On the other hand, for a stream-of-blocks the communication between the producer and the consumer is modeled as a stream of array-like objects, providing several advantages over array transfer through PIPO.
The use of stream-of-blocks in your code requires the following include file:
#include "hls_streamofblocks.h"
The stream-of-blocks object template is: hls::stream_of_blocks<block_type, depth> v
Where:
-
<block_type>
specifies the datatype of the array or multidimensional array held by the stream-of-blocks -
<depth>
is an optional argument that provides depth control just likehls::stream
or PIPOs, and specifies the total number of blocks, including the one acquired by the producer and the one acquired by the consumer at any given time. The default value is 2 -
v
specifies the variable name for the stream-of-blocks object
Use the following steps to access a block in a stream of blocks:
- The producer or consumer process that wants to access the stream
first needs to acquire access to it, using a
hls::write_lock
orhls::read_lock
object. -
After the producer has acquired the lock it can start writing (or reading) the acquired block. Once the block has been fully initialized, it can be released by the producer, when the
write_lock
object goes out of scope.Note: The producer process with a
write_lock
can also read the block as long as it only reads from already written locations, because the newly acquired buffer must be assumed to contain uninitialized data. The ability to write and read the block is unique to the producer process, and is not supported for the consumer. - Then the block is queued in the stream-of-blocks in a FIFO fashion,
and when the consumer acquires a
read_lock
object, the block can be read by the consumer process.

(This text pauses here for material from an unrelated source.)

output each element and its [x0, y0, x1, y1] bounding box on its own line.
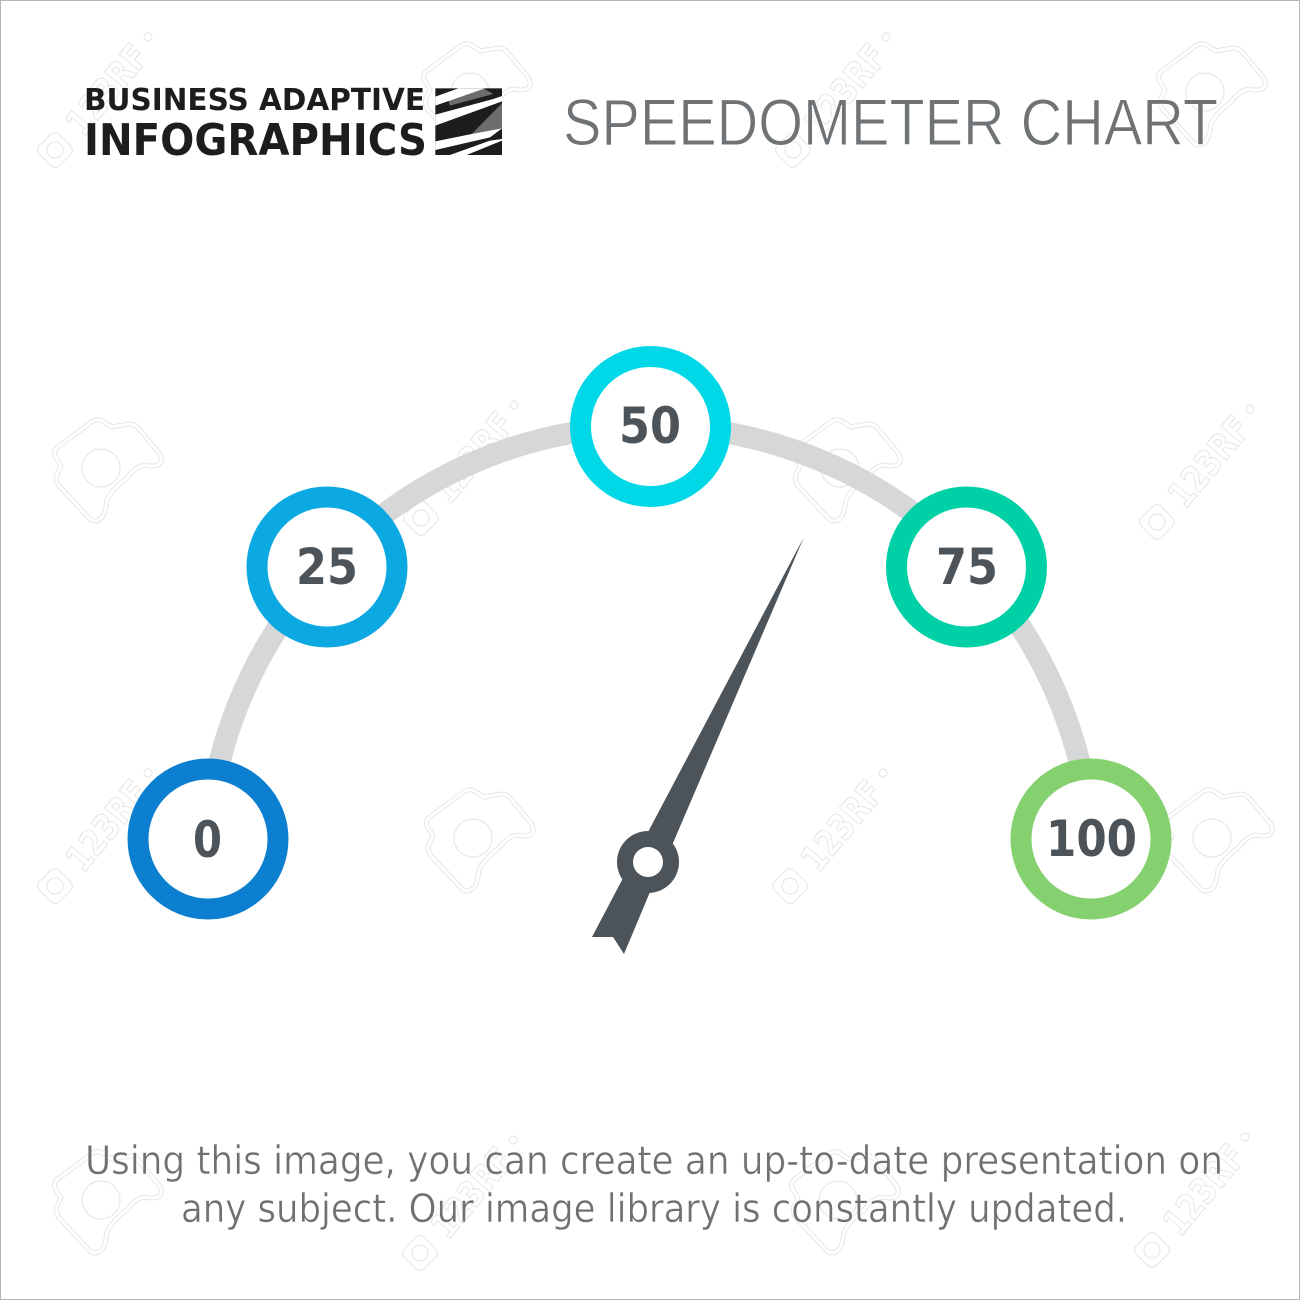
watermark: row 1: 123RF	[796, 37, 895, 144]
icon: logo striped square	[435, 88, 502, 155]
gauge node: 50: 50	[619, 397, 681, 455]
watermark: row 1: 123RF	[58, 37, 157, 144]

The main difference between hls::stream_of_blocks
and the PIPO mechanism seen in the prior examples is
that the block becomes available to the consumer as soon as the write_lock
goes out of scope, rather than only at the return of the
producer process. Hence the size of storage required to manage the original example
(without the dataflow loop) is much less with stream-of-blocks than with just PIPOs:
namely 2N instead of 2xMxN in the example.
Rewriting the prior example to use hls::stream_of_blocks
is shown in the example below. The producer acquires
the block by constructing an hls::write_lock
object
called b
, and passing it the reference to the
stream-of-blocks object, called s
. The write_lock
object provides an overloaded array access
operator, letting it be accessed as an array to access underlying storage in random
order as shown in the example below.
The acquisition of the lock is performed by constructing the write_lock
/read_lock
object, and the release occurs automatically when that object is destructed as it goes
out of scope. This approach uses the common Resource Acquisition Is
Initialization (RAII) style of locking and unlocking.
#include "hls_streamofblocks.h"
typedef int buf[N];
void producer (hls::stream_of_blocks<buf> &s, ...) {
for (int i = 0; i < M; i++) {
// Allocation of hls::write_lock acquires the block for the producer
hls::write_lock<buf> b(s);
for (int j = 0; j < N; j++)
b[f(j)] = ...;
// Deallocation of hls::write_lock releases the block for the consumer
}
}
void consumer(hls::stream_of_blocks<buf> &s, ...) {
for (int i = 0; i < M; i++) {
// Allocation of hls::read_lock acquires the block for the consumer
hls::read_lock<buf> b(s);
for (int j = 0; j < N; j++)
... = b[g(j)] ...;
// Deallocation of hls::write_lock releases the block to be reused by the producer
}
}
void top(...) {
#pragma HLS dataflow
hls::stream_of_blocks<buf> s;
producer(b, ...);
consumer(b, ...);
}
The key features of this approach include:
- The expected performance of the outer loop in the producer above is to achieve an overall Initiation Interval (II) of 1
- A locked block can be used as though it were private to the producer or the consumer process until it is released.
- The initial state of the array object for the producer is undefined, whereas it contains the values written by the producer for the consumer.
- The principal advantage of stream-of-blocks is to provide overlapped execution of multiple iterations of the consumer and the producer to increase throughput.